The Supreme Court rejected State Farm’s contention of “active participation,” an exception to applying the common-fund doctrine.  This exception arises if the insurer “actively assist its insured in the creation, discovery, increase or preservation of the common fund.”  The Supreme Court declared that “an insurance company’s limited appearance to protect its subrogation interest and no more will not shield the insurance company from the application of the common-fund doctrine.”  In other words, the insurer must do more than inform the insured’s attorney that his assistance is not wanted; instead, the insurer must actually do something that helps create the common fund.

 
The Supreme Court further found that there was no policy language that abrogated the application of the common-fund doctrine.

Tuesday, October 2, 2012

Alabama Supreme Court Ruling on Wrongful Death


In Boudreaux v.

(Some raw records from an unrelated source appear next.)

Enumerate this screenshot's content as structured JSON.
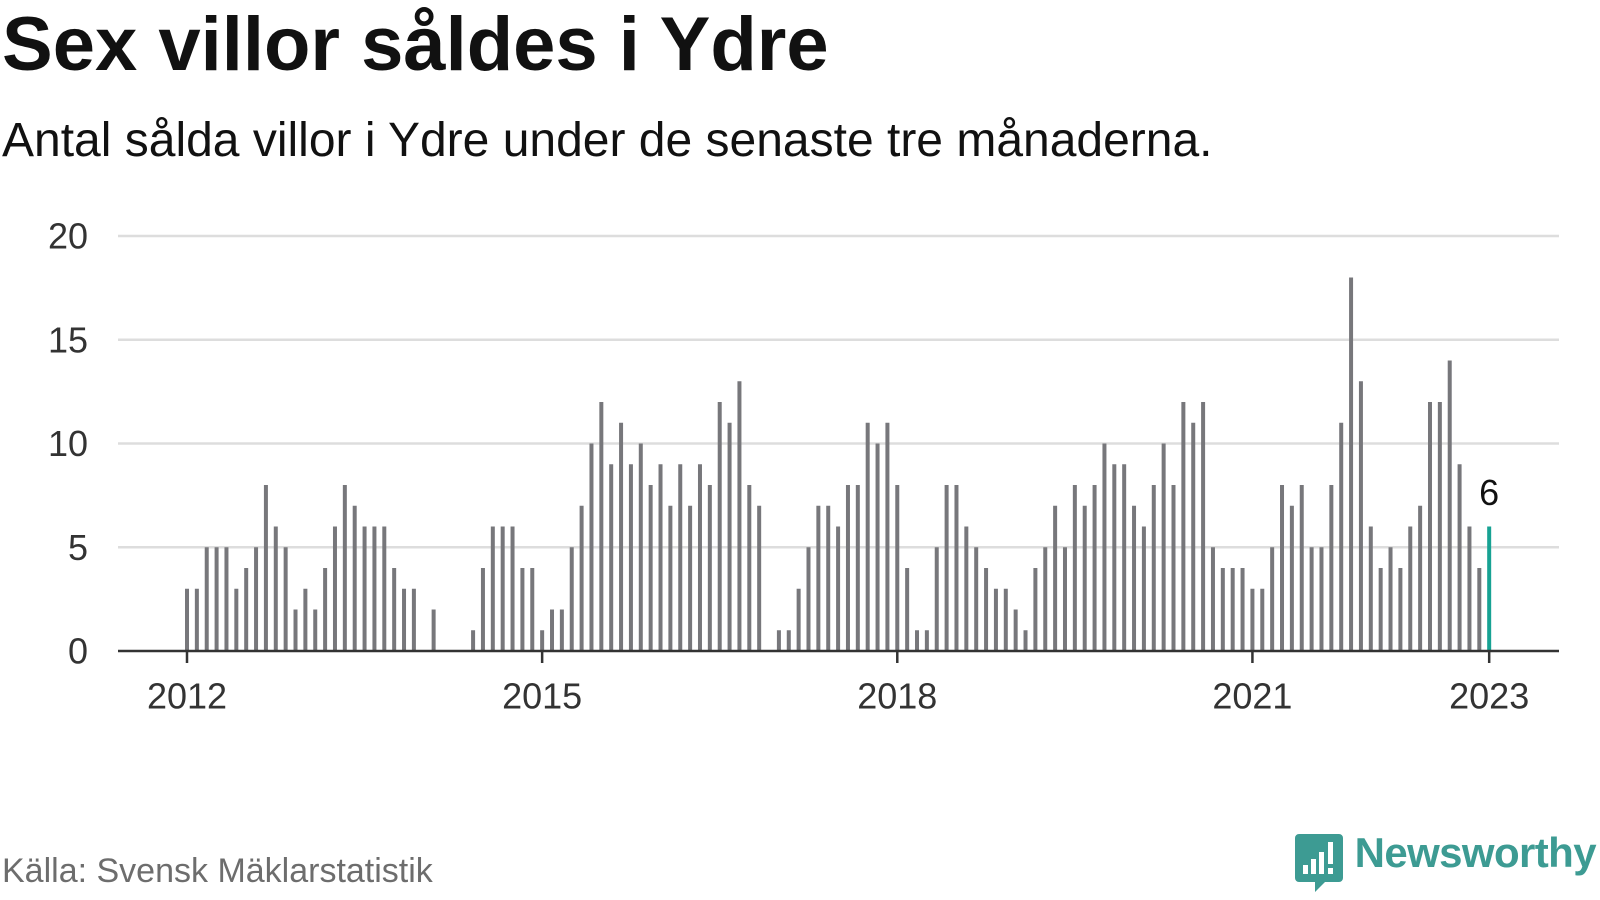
{
  "title": "Sex villor såldes i Ydre",
  "subtitle": "Antal sålda villor i Ydre under de senaste tre månaderna.",
  "source": "Källa: Svensk Mäklarstatistik",
  "brand": {
    "name": "Newsworthy",
    "icon": "newsworthy-logo-icon"
  },
  "colors": {
    "bar": "#77777b",
    "highlight_bar": "#17a293",
    "gridline": "#dddddd",
    "axis": "#333333",
    "brand": "#3d9b93",
    "title": "#111111",
    "source": "#6d6d6d"
  },
  "chart_data": {
    "type": "bar",
    "title": "Sex villor såldes i Ydre",
    "subtitle": "Antal sålda villor i Ydre under de senaste tre månaderna.",
    "ylim": [
      0,
      20
    ],
    "yticks": [
      0,
      5,
      10,
      15,
      20
    ],
    "xticks": [
      "2012",
      "2015",
      "2018",
      "2021",
      "2023"
    ],
    "grid": true,
    "x": [
      "2012-01",
      "2012-02",
      "2012-03",
      "2012-04",
      "2012-05",
      "2012-06",
      "2012-07",
      "2012-08",
      "2012-09",
      "2012-10",
      "2012-11",
      "2012-12",
      "2013-01",
      "2013-02",
      "2013-03",
      "2013-04",
      "2013-05",
      "2013-06",
      "2013-07",
      "2013-08",
      "2013-09",
      "2013-10",
      "2013-11",
      "2013-12",
      "2014-01",
      "2014-02",
      "2014-03",
      "2014-04",
      "2014-05",
      "2014-06",
      "2014-07",
      "2014-08",
      "2014-09",
      "2014-10",
      "2014-11",
      "2014-12",
      "2015-01",
      "2015-02",
      "2015-03",
      "2015-04",
      "2015-05",
      "2015-06",
      "2015-07",
      "2015-08",
      "2015-09",
      "2015-10",
      "2015-11",
      "2015-12",
      "2016-01",
      "2016-02",
      "2016-03",
      "2016-04",
      "2016-05",
      "2016-06",
      "2016-07",
      "2016-08",
      "2016-09",
      "2016-10",
      "2016-11",
      "2016-12",
      "2017-01",
      "2017-02",
      "2017-03",
      "2017-04",
      "2017-05",
      "2017-06",
      "2017-07",
      "2017-08",
      "2017-09",
      "2017-10",
      "2017-11",
      "2017-12",
      "2018-01",
      "2018-02",
      "2018-03",
      "2018-04",
      "2018-05",
      "2018-06",
      "2018-07",
      "2018-08",
      "2018-09",
      "2018-10",
      "2018-11",
      "2018-12",
      "2019-01",
      "2019-02",
      "2019-03",
      "2019-04",
      "2019-05",
      "2019-06",
      "2019-07",
      "2019-08",
      "2019-09",
      "2019-10",
      "2019-11",
      "2019-12",
      "2020-01",
      "2020-02",
      "2020-03",
      "2020-04",
      "2020-05",
      "2020-06",
      "2020-07",
      "2020-08",
      "2020-09",
      "2020-10",
      "2020-11",
      "2020-12",
      "2021-01",
      "2021-02",
      "2021-03",
      "2021-04",
      "2021-05",
      "2021-06",
      "2021-07",
      "2021-08",
      "2021-09",
      "2021-10",
      "2021-11",
      "2021-12",
      "2022-01",
      "2022-02",
      "2022-03",
      "2022-04",
      "2022-05",
      "2022-06",
      "2022-07",
      "2022-08",
      "2022-09",
      "2022-10",
      "2022-11",
      "2022-12",
      "2023-01"
    ],
    "values": [
      3,
      3,
      5,
      5,
      5,
      3,
      4,
      5,
      8,
      6,
      5,
      2,
      3,
      2,
      4,
      6,
      8,
      7,
      6,
      6,
      6,
      4,
      3,
      3,
      0,
      2,
      0,
      0,
      0,
      1,
      4,
      6,
      6,
      6,
      4,
      4,
      1,
      2,
      2,
      5,
      7,
      10,
      12,
      9,
      11,
      9,
      10,
      8,
      9,
      7,
      9,
      7,
      9,
      8,
      12,
      11,
      13,
      8,
      7,
      0,
      1,
      1,
      3,
      5,
      7,
      7,
      6,
      8,
      8,
      11,
      10,
      11,
      8,
      4,
      1,
      1,
      5,
      8,
      8,
      6,
      5,
      4,
      3,
      3,
      2,
      1,
      4,
      5,
      7,
      5,
      8,
      7,
      8,
      10,
      9,
      9,
      7,
      6,
      8,
      10,
      8,
      12,
      11,
      12,
      5,
      4,
      4,
      4,
      3,
      3,
      5,
      8,
      7,
      8,
      5,
      5,
      8,
      11,
      18,
      13,
      6,
      4,
      5,
      4,
      6,
      7,
      12,
      12,
      14,
      9,
      6,
      4,
      6
    ],
    "highlight": {
      "x": "2023-01",
      "label": "6"
    }
  }
}
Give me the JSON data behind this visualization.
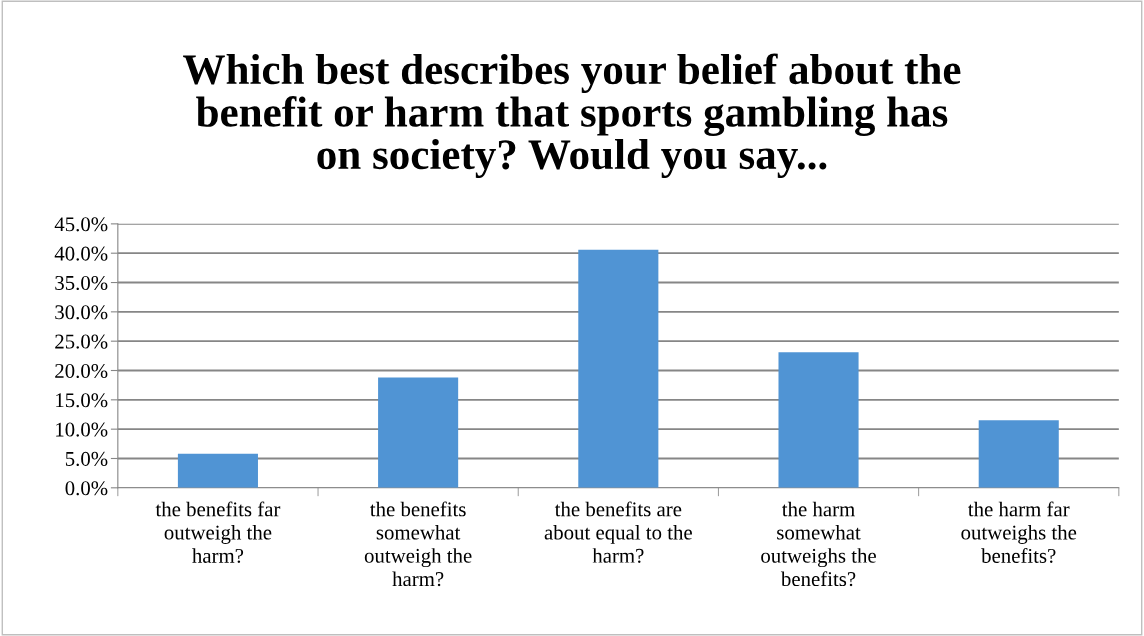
{
  "chart_data": {
    "type": "bar",
    "title": "Which best describes your belief about the\nbenefit or harm that sports gambling has\non society? Would you say...",
    "categories": [
      "the benefits far\noutweigh the\nharm?",
      "the benefits\nsomewhat\noutweigh the\nharm?",
      "the benefits are\nabout equal to the\nharm?",
      "the harm\nsomewhat\noutweighs the\nbenefits?",
      "the harm far\noutweighs the\nbenefits?"
    ],
    "values": [
      5.8,
      18.8,
      40.6,
      23.1,
      11.5
    ],
    "color": "#5094d4",
    "ylim": [
      0,
      45
    ],
    "yticks": [
      {
        "value": 0,
        "label": "0.0%"
      },
      {
        "value": 5,
        "label": "5.0%"
      },
      {
        "value": 10,
        "label": "10.0%"
      },
      {
        "value": 15,
        "label": "15.0%"
      },
      {
        "value": 20,
        "label": "20.0%"
      },
      {
        "value": 25,
        "label": "25.0%"
      },
      {
        "value": 30,
        "label": "30.0%"
      },
      {
        "value": 35,
        "label": "35.0%"
      },
      {
        "value": 40,
        "label": "40.0%"
      },
      {
        "value": 45,
        "label": "45.0%"
      }
    ],
    "grid": "y"
  }
}
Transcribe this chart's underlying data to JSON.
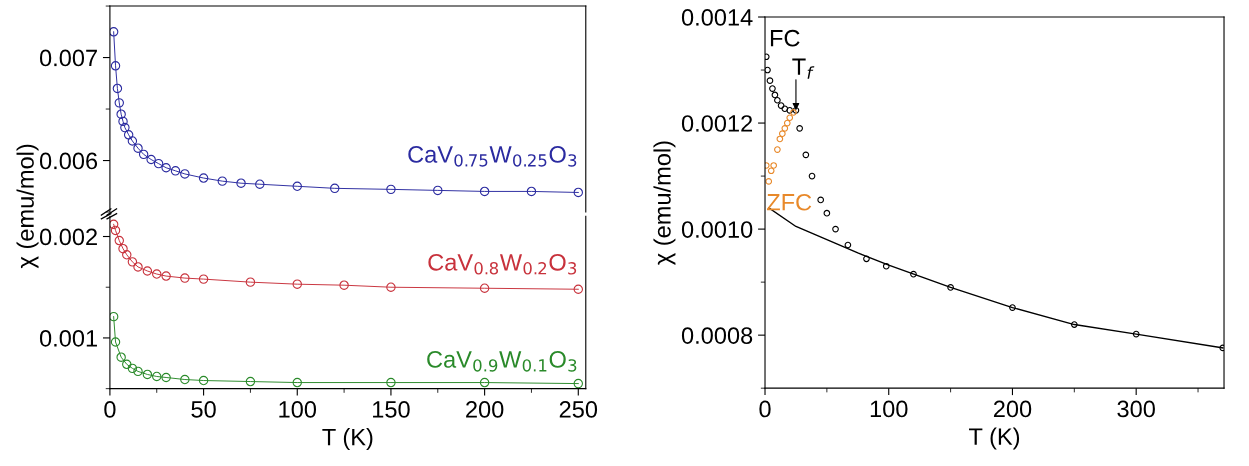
{
  "chart_data": [
    {
      "type": "line",
      "marker": "circle",
      "line_style": "solid",
      "grid": false,
      "legend": false,
      "tick_labels": "y",
      "xlim": [
        0,
        254
      ],
      "ylim": [
        0.0055,
        0.0075
      ],
      "yticks": [
        0.006,
        0.007
      ],
      "series": [
        {
          "name": "CaV$_{0.75}$W$_{0.25}$O$_{3}$",
          "color": "#2b2ba0",
          "x": [
            2,
            3,
            4,
            5,
            6,
            7,
            8,
            10,
            12,
            15,
            18,
            22,
            26,
            30,
            35,
            40,
            50,
            60,
            70,
            80,
            100,
            120,
            150,
            175,
            200,
            225,
            250
          ],
          "values": [
            0.00725,
            0.00692,
            0.0067,
            0.00656,
            0.00645,
            0.00638,
            0.00632,
            0.00625,
            0.00619,
            0.00612,
            0.00606,
            0.00601,
            0.00597,
            0.00593,
            0.0059,
            0.00587,
            0.00583,
            0.0058,
            0.00578,
            0.00577,
            0.00575,
            0.00573,
            0.00572,
            0.00571,
            0.0057,
            0.0057,
            0.00569
          ]
        }
      ]
    },
    {
      "type": "line",
      "marker": "circle",
      "line_style": "solid",
      "grid": false,
      "legend": false,
      "xlabel": "T (K)",
      "ylabel": "χ (emu/mol)",
      "xlim": [
        0,
        254
      ],
      "ylim": [
        0.0005,
        0.0022
      ],
      "xticks": [
        0,
        50,
        100,
        150,
        200,
        250
      ],
      "yticks": [
        0.001,
        0.002
      ],
      "series": [
        {
          "name": "CaV$_{0.8}$W$_{0.2}$O$_{3}$",
          "color": "#c8323c",
          "x": [
            2,
            3,
            5,
            7,
            9,
            12,
            15,
            20,
            25,
            30,
            40,
            50,
            75,
            100,
            125,
            150,
            200,
            250
          ],
          "values": [
            0.00212,
            0.00206,
            0.00196,
            0.00188,
            0.00182,
            0.00175,
            0.0017,
            0.00166,
            0.00163,
            0.00161,
            0.00159,
            0.00158,
            0.00155,
            0.00153,
            0.00152,
            0.0015,
            0.00149,
            0.00148
          ]
        },
        {
          "name": "CaV$_{0.9}$W$_{0.1}$O$_{3}$",
          "color": "#2a8a2a",
          "x": [
            2,
            3,
            6,
            9,
            12,
            15,
            20,
            25,
            30,
            40,
            50,
            75,
            100,
            150,
            200,
            250
          ],
          "values": [
            0.00121,
            0.00096,
            0.00081,
            0.00074,
            0.0007,
            0.00067,
            0.00064,
            0.00062,
            0.00061,
            0.00059,
            0.00058,
            0.00057,
            0.00056,
            0.00056,
            0.00056,
            0.00055
          ]
        }
      ]
    },
    {
      "type": "scatter",
      "marker": "circle",
      "grid": false,
      "legend": false,
      "xlabel": "T (K)",
      "ylabel": "χ (emu/mol)",
      "xlim": [
        0,
        371
      ],
      "ylim": [
        0.0007,
        0.0014
      ],
      "xticks": [
        0,
        100,
        200,
        300
      ],
      "yticks": [
        0.0008,
        {
          "value": 0.001,
          "label": "0.0010"
        },
        0.0012,
        0.0014
      ],
      "annotations": [
        {
          "text": "T$_{f}$",
          "x": 25,
          "y": 0.001224
        }
      ],
      "series": [
        {
          "name": "FC",
          "color": "#000000",
          "x": [
            1,
            2,
            4,
            6,
            8,
            10,
            13,
            16,
            20,
            25,
            28,
            33,
            38,
            45,
            50,
            57,
            67,
            82,
            98,
            120,
            150,
            200,
            250,
            300,
            370
          ],
          "values": [
            0.001325,
            0.0013,
            0.00128,
            0.001265,
            0.001253,
            0.001243,
            0.001233,
            0.001227,
            0.001224,
            0.001224,
            0.00119,
            0.00114,
            0.0011,
            0.001055,
            0.00103,
            0.001,
            0.00097,
            0.000944,
            0.00093,
            0.000915,
            0.00089,
            0.000852,
            0.00082,
            0.000802,
            0.000776
          ]
        },
        {
          "name": "ZFC",
          "color": "#e8892a",
          "x": [
            1,
            3,
            5,
            7,
            10,
            12,
            14,
            16,
            18,
            20,
            23
          ],
          "values": [
            0.00112,
            0.00109,
            0.00111,
            0.00112,
            0.00115,
            0.00117,
            0.00118,
            0.00119,
            0.0012,
            0.00121,
            0.00122
          ]
        },
        {
          "type": "line",
          "marker": "none",
          "color": "#000000",
          "x": [
            3,
            25,
            50,
            75,
            100,
            150,
            200,
            250,
            300,
            370
          ],
          "values": [
            0.00104,
            0.001005,
            0.00098,
            0.000955,
            0.000932,
            0.00089,
            0.000852,
            0.00082,
            0.000802,
            0.000776
          ]
        }
      ]
    }
  ]
}
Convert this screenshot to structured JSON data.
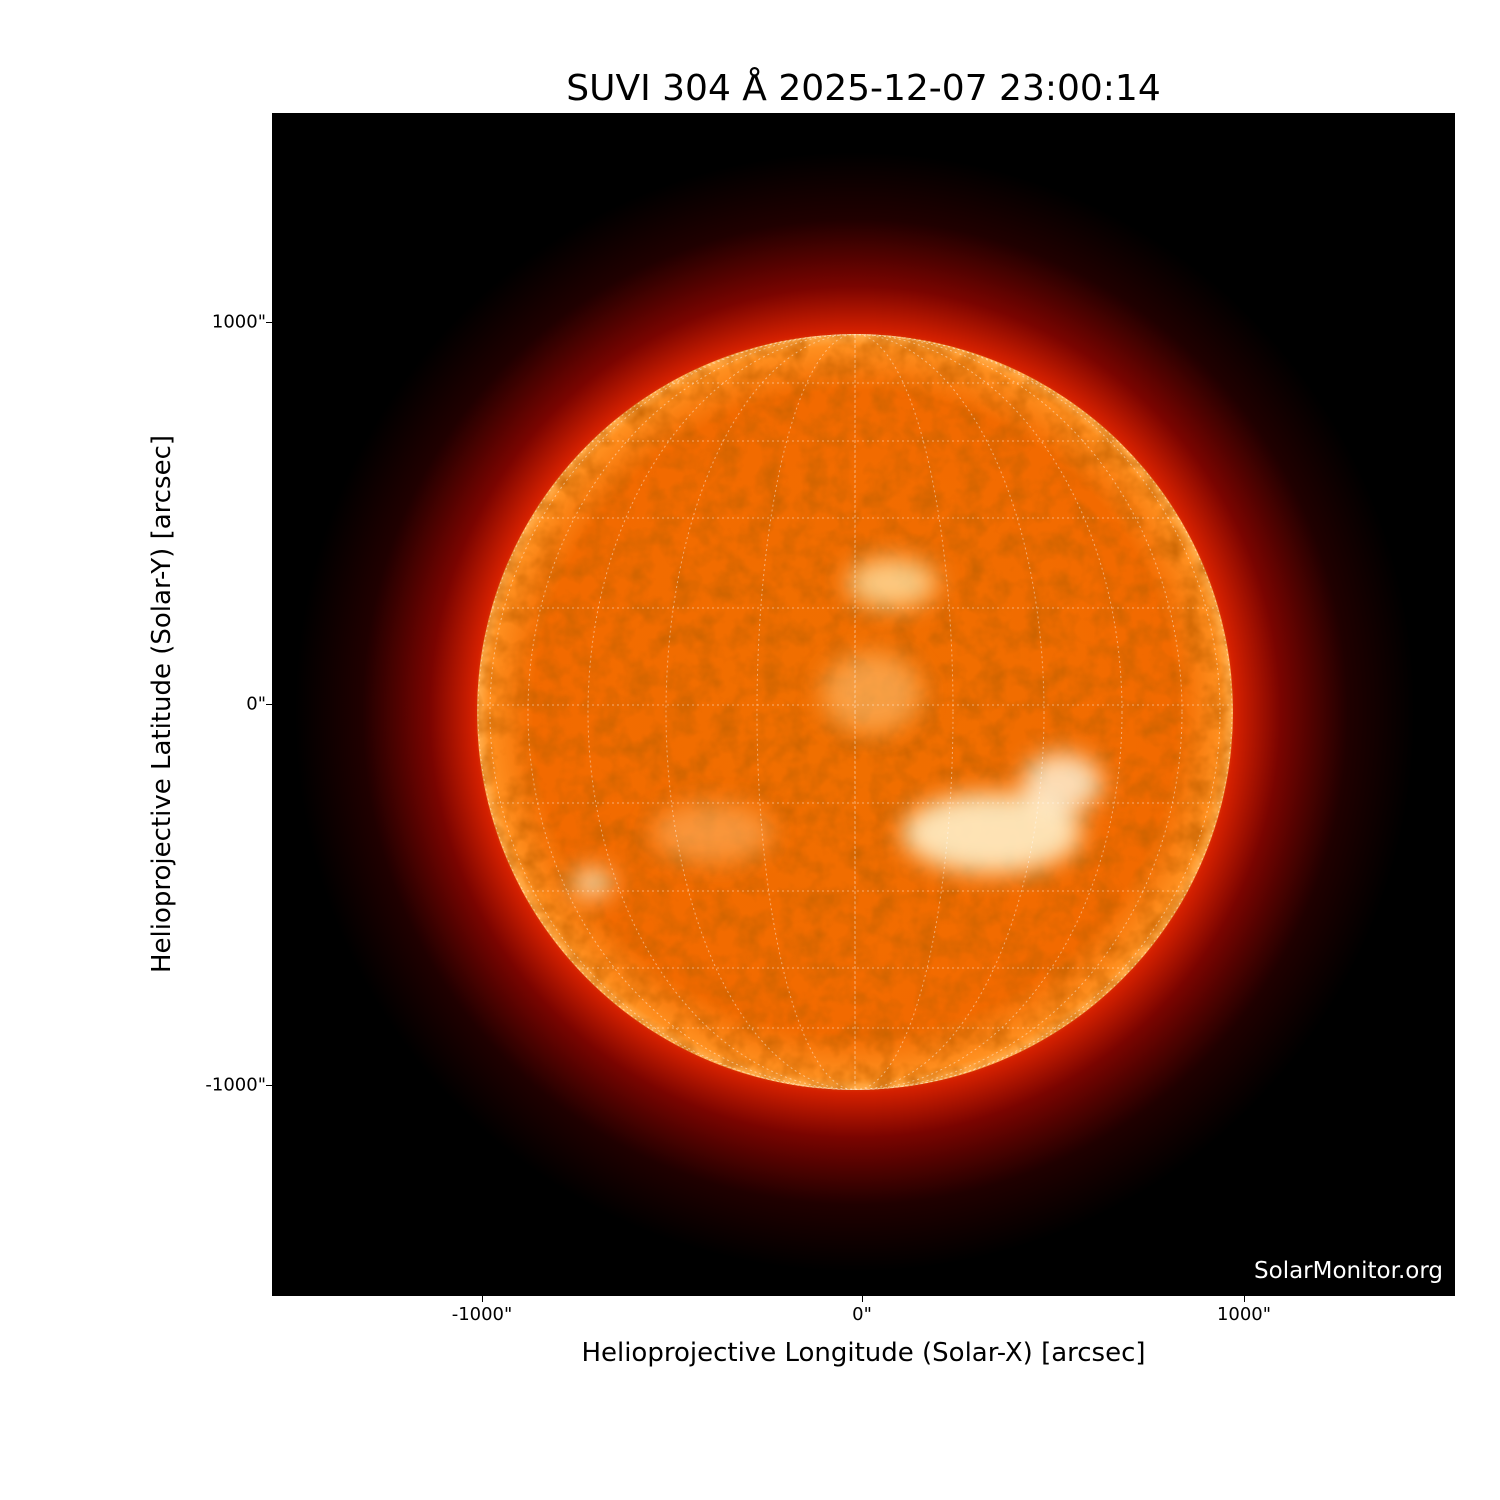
{
  "title": "SUVI 304 Å 2025-12-07 23:00:14",
  "xlabel": "Helioprojective Longitude (Solar-X) [arcsec]",
  "ylabel": "Helioprojective Latitude (Solar-Y) [arcsec]",
  "xticks": [
    "-1000\"",
    "0\"",
    "1000\""
  ],
  "yticks": [
    "1000\"",
    "0\"",
    "-1000\""
  ],
  "watermark": "SolarMonitor.org",
  "colors": {
    "background": "#000000",
    "disk": "#ff6a00",
    "corona": "#b01000",
    "bright": "#fff4d8",
    "grid": "#ffffff"
  },
  "grid": "dotted heliographic lat/lon grid"
}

Pettaway, No. 1100281, deceased’s medical records clearly showed that she had numerous risk factors placing her in the category of patients with a high risk of pulmonary aspiration during the administration of anesthesia via routine intubation.  Despite those risk factors, a board-certified anesthesiologist and certified registered nurse anesthetist failed to review the medical records or physically examine the patient for the presence of aspiration risks.  The pair failed to employ the rapid-sequence induction process required for patients at risk for aspiration.  Patient aspirated bile into her lungs and died as a result of aspiration pneumonitis.

 
The jury awarded $20,000,000 in damages.  The plaintiff accepted the trial court’s remittance of $16 million, leaving a $4 million judgment.

 
Defendants appealed the denial of their motion for new trial.

 
Defendants suggested that they were entitled to a new trial because prospective jurors failed to answer questions asked during voir dire.   The Supreme Court agreed with the trial court’s determination that the questions were unclear and confusing.  The Supreme Court noted that the information the defendants claim was not disclosed were matters of public record.  The Supreme Court observed that the defendants had allowed individuals to sit on the jury who had disclosed information similar to what the subject jurors allegedly failed to disclose.

 
Defendants also sought a further remittitur.  The opinion addresses how Alabama wrongful-death cases are different from non-death cases.  In assessing the impact of the judgment on the defendants’ net worth, the trial court considered the defendants’ “bad-faith” action against their insurer.  Only Justice Murdock dissented to the other justices’ finding that the trial court properly considered the “bad faith” action in assessing the impact.

 
From reading the opinion, it is evident that the justices concluded that the anesthesiologist and nurse anesthetist were medically negligent and acted reprehensibly.  The anesthesiologist arrived at the hospital only minutes before the surgery.  At trial, the nurse anesthetist repeatedly admitted that he breached the applicable standard of care.